Afghanistan and Pakistan are sinking deeper into disarray, and the US bears a significant share of the blame. As long as this long-troubled region remains mired in turmoil, Islamist terrorism is likely to continue to thrive, with grave implications for international security.
Begin with Afghanistan. In the nearly 22 months since the US abandoned the country to the Pakistan-backed Taliban militia, a terrorist super-state has emerged. Beyond committing atrocities against Afghans and reimposing medieval practices, including reducing Afghan women’s status to that of chattels, the Taliban has sustained cozy ties with al-Qaeda and several other terror groups.
As a leaked Pentagon assessment reports, Afghanistan has become a safe haven and staging ground for al-Qaeda and Islamic State terrorists planning attacks on targets in Asia, Europe and the US.
This should come as no surprise. The Taliban regime’s Cabinet includes a veritable list of international terrorists and narcotics traffickers, and it was in Kabul last year that a US drone strike killed al-Qaeda leader and UN-designated global terrorist Ayman al-Zawahiri.
While the Islamic State might be seeking to expand its international operations from Afghanistan, it is al-Qaeda’s alliance with the Taliban that poses the greater long-term international threat.

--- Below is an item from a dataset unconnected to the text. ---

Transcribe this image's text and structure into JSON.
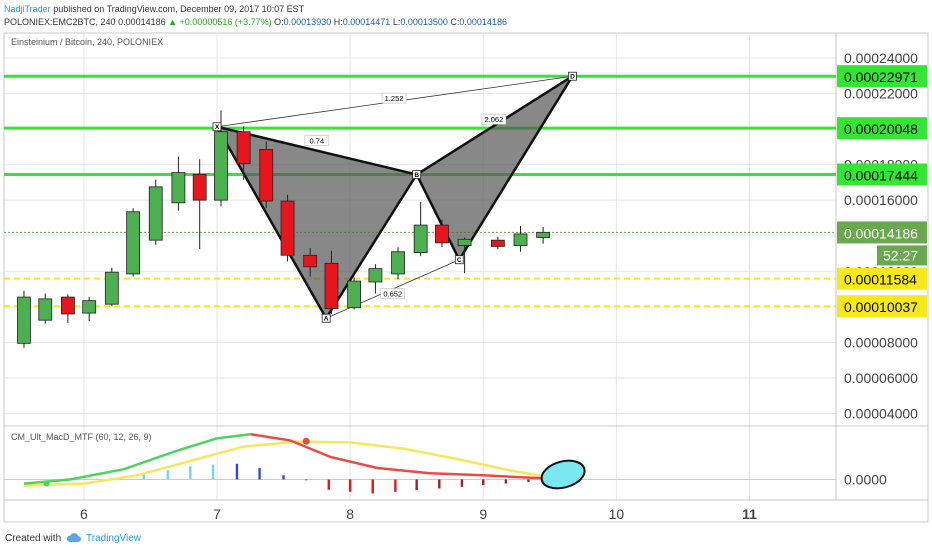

When the US withdrew suddenly from the country, it not only abandoned its allies there, but also left behind billions of US dollars’ worth of sophisticated US military equipment, in addition to several military bases, including the strategically valuable Bagram Airfield. The Taliban is the world’s only terrorist organization with an air force, however rudimentary.
In a 12-page document issued last month, US President Joe Biden’s administration sought to shift the blame for the Afghan fiasco onto former US president Donald Trump, saying that Biden’s “choices for how to execute a withdrawal from Afghanistan were severely constrained by conditions created by his predecessor.”
However, while the Trump administration undoubtedly cut a terrible deal with the Taliban, it was Biden who — overruling his top military generals — made the choices that triggered Afghanistan’s descent into chaos and facilitated the Taliban’s swift return to power.
US policy toward Pakistan has been deeply misguided. It is thanks to a longstanding partnership with the US that Pakistan’s military and its rogue Inter-Services Intelligence (ISI) agency have used terrorism as an instrument of state policy against neighboring countries.
The Trump administration seemed to recognize this, and pledged to keep Pakistan at arm’s length until it ended its unholy alliance with terrorist organizations.
However, the Biden administration has reversed this policy. Although Pakistan played an integral role in enabling the Taliban — which the ISI helped create in the early 1990s — to defeat the US in Afghanistan, the Biden administration helped the Pakistani government stave off a debt default last year.
Soon after, the US unveiled a US$450 million deal to modernize Pakistan’s US-supplied F-16s — which it values as delivery vehicles for nuclear weapons. The US helped Pakistan get off the “gray list” maintained by the Paris-based Financial Action Task Force, the intergovernmental agency combating terrorist financing.
Pakistan faces profound political instability, rooted in a skewed civil-military relationship. Pakistan’s military has long been untouchable. It has ruled directly for 33 years. When not technically in power, it has insisted on a pliant civilian administration that defers to the generals’ de facto leadership.
Pakistan’s military, and its intelligence and nuclear establishment, have never answered to the civilian government. On the contrary, since 2017, two Pakistani prime ministers have been ousted after falling out of favor with the military.
However, supporters of former Pakistani prime minister Imran Khan are mounting the first direct challenge to the military’s authority since Pakistan’s founding 75 years ago. Following Khan’s arrest on corruption charges earlier this month, mass protests erupted across Pakistan. Demonstrators stormed military properties, including the army headquarters and a major ISI facility, and set ablaze a top army commander’s home.
As the political crisis unfolds, Pakistan continues to teeter on the brink of default. It is being kept afloat by short-term loans from allies, until it can convince the IMF to restart a suspended bailout program. This gives the international community leverage to force change in the country.
Domestic developments, especially the unprecedented anti-military protests, have the greatest potential to force a rebalancing of civilian-military relations.
However, the military is unlikely to go down without a fight: The creeping shadow of military rule has already led to mass arrests, with Pakistani Chief of Army Staff Asim Munir announcing trials under military law of civilians charged in the recent violence.
The military could declare a state of emergency, to give itself carte blanche to stifle dissent, or it could stage another coup. The conflict could also erupt into civil war — ideal conditions for international terrorist forces to thrive.
Pakistan remains a hub of terrorism and is contributing significantly to Afghanistan’s destabilization. Unless the nexus between Pakistan’s military and terrorist groups is severed, the situation in Afghanistan would not improve, and the battle against international terrorism would not be won.
Brahma Chellaney is a professor of strategic studies at the New Delhi-based Center for Policy Research and a fellow at the Robert Bosch Academy in Berlin.